Darkness made him feel more than usually cold, though his battle-dress was buttoned and scarf well folded inside. Under cover of the wood he pulled on his boots, laced them well, and put the plimsolls under his arm. He had counted the paces in from a certain post so as to find the bush which covered his few possessions wrapped in the cape. Picking up a dead stick to poke the cabbage-smelling soil he wondered why it wasn’t where it was supposed to be. Such mishaps always occurred when you set out on the great escape, but cold sweat pricked his face as he prodded the soft earth in different places, and looked under all shrubs within reasonable radius.

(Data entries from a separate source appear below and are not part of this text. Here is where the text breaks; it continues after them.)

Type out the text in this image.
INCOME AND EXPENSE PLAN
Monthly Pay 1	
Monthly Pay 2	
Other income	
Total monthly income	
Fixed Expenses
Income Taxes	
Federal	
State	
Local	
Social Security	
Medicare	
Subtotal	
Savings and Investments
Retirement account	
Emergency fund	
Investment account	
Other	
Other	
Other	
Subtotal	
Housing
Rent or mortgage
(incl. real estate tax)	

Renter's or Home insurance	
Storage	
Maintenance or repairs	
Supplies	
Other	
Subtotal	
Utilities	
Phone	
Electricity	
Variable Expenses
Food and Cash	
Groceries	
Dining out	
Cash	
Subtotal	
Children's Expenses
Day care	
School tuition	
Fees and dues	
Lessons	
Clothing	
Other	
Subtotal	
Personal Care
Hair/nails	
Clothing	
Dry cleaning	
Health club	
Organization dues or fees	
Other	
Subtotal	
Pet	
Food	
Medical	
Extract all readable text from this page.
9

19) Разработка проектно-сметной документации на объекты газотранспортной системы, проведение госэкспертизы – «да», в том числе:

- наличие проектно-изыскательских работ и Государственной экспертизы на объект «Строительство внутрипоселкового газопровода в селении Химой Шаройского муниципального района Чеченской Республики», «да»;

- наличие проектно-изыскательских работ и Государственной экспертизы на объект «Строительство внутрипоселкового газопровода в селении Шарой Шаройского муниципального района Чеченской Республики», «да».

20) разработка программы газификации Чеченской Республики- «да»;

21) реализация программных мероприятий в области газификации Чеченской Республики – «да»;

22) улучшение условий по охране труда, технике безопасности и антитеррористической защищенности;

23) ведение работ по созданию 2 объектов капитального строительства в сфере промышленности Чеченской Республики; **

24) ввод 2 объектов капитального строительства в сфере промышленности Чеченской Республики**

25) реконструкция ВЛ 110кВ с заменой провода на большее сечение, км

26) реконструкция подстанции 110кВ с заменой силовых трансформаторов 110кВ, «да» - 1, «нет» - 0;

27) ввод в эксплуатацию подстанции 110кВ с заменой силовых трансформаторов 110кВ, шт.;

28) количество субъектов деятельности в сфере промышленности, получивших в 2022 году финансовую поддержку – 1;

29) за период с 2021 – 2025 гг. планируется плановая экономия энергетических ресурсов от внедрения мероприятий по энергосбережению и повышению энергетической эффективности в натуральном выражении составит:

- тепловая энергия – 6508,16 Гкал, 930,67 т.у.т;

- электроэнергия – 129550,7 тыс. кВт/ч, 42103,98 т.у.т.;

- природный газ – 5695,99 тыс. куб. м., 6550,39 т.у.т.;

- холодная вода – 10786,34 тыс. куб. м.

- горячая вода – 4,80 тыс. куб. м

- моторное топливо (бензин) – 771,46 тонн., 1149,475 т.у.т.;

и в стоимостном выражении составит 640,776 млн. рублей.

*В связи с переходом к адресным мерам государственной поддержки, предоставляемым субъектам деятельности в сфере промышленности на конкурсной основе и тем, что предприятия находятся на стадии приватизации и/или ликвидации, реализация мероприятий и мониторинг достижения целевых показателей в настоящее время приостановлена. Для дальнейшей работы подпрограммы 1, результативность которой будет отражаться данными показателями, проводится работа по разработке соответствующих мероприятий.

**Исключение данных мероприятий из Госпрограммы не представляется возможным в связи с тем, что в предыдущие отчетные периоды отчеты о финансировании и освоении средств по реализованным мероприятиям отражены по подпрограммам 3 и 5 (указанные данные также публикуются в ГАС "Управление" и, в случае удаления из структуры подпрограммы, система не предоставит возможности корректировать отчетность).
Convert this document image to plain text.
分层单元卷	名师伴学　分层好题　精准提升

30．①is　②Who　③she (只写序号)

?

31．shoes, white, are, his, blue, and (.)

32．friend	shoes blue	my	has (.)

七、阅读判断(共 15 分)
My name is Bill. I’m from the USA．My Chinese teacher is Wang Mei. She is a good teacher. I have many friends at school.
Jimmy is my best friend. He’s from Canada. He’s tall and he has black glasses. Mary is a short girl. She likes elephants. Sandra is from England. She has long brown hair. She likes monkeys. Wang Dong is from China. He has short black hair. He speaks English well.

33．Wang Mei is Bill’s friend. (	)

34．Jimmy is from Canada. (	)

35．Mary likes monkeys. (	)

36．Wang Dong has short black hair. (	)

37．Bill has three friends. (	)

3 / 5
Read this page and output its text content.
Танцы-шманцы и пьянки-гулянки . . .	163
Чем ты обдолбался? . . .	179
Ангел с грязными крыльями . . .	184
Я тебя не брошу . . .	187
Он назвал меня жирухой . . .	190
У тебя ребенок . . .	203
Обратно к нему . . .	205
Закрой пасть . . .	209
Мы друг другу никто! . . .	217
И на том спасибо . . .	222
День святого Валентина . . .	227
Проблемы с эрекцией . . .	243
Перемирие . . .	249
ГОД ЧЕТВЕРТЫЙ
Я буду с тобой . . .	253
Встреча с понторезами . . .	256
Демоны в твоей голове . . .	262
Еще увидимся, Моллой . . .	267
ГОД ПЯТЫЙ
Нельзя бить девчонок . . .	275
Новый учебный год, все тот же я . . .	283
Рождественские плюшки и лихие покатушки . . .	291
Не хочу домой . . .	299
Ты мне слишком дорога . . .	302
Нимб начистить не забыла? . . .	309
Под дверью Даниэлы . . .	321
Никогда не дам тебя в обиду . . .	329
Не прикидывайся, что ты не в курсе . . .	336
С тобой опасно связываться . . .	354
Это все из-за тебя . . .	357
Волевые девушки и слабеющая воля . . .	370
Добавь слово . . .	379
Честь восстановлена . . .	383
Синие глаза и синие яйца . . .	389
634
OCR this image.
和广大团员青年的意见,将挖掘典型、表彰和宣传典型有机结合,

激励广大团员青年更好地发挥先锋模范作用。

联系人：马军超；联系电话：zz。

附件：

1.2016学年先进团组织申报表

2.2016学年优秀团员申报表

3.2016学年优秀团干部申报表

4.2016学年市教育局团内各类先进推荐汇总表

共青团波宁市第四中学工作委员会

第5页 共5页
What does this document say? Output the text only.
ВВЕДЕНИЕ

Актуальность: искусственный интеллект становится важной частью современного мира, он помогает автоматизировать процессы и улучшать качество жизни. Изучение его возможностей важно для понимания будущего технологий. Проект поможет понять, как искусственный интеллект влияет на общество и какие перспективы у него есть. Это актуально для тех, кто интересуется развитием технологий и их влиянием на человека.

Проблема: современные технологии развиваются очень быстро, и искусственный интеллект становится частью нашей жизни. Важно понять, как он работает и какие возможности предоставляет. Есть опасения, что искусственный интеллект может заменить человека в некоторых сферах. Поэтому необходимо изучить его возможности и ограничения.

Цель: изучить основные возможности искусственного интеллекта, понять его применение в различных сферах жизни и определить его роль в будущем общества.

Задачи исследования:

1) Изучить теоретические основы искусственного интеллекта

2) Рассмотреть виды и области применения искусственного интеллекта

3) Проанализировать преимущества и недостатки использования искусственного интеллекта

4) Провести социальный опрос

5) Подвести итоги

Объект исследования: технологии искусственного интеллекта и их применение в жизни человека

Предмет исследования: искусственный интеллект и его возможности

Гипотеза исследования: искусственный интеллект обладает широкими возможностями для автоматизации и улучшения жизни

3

Fury at his incompetence would betray him. There was no saying how wide of the mark he was. If you made one mistake you made another. And then another. To bolt without a change of civvy clothes, toilet articles, penknife, and Barney’s copy of Caged Birds would turn him into a cadet-scarecrow never daring to show his face. Luckily the school ordnance map was folded into his tunic pocket, as well as a few other odds and ends.
He stood a full minute without moving, telling himself that his exploit was now in the realm of real life. He was over the wall, but could go back if he liked, and be warm again in bed, where he had a dummy of himself made of pillows and discarded kit. Barney’s flashlight was dim, and he had chosen a night before he might think to install a new battery. Who, in any case, would dream of someone doing a bunk? He wanted to go back but couldn’t, because it was safer to push on. I’d look a right fool getting caught on my way back because I’d turned yellow.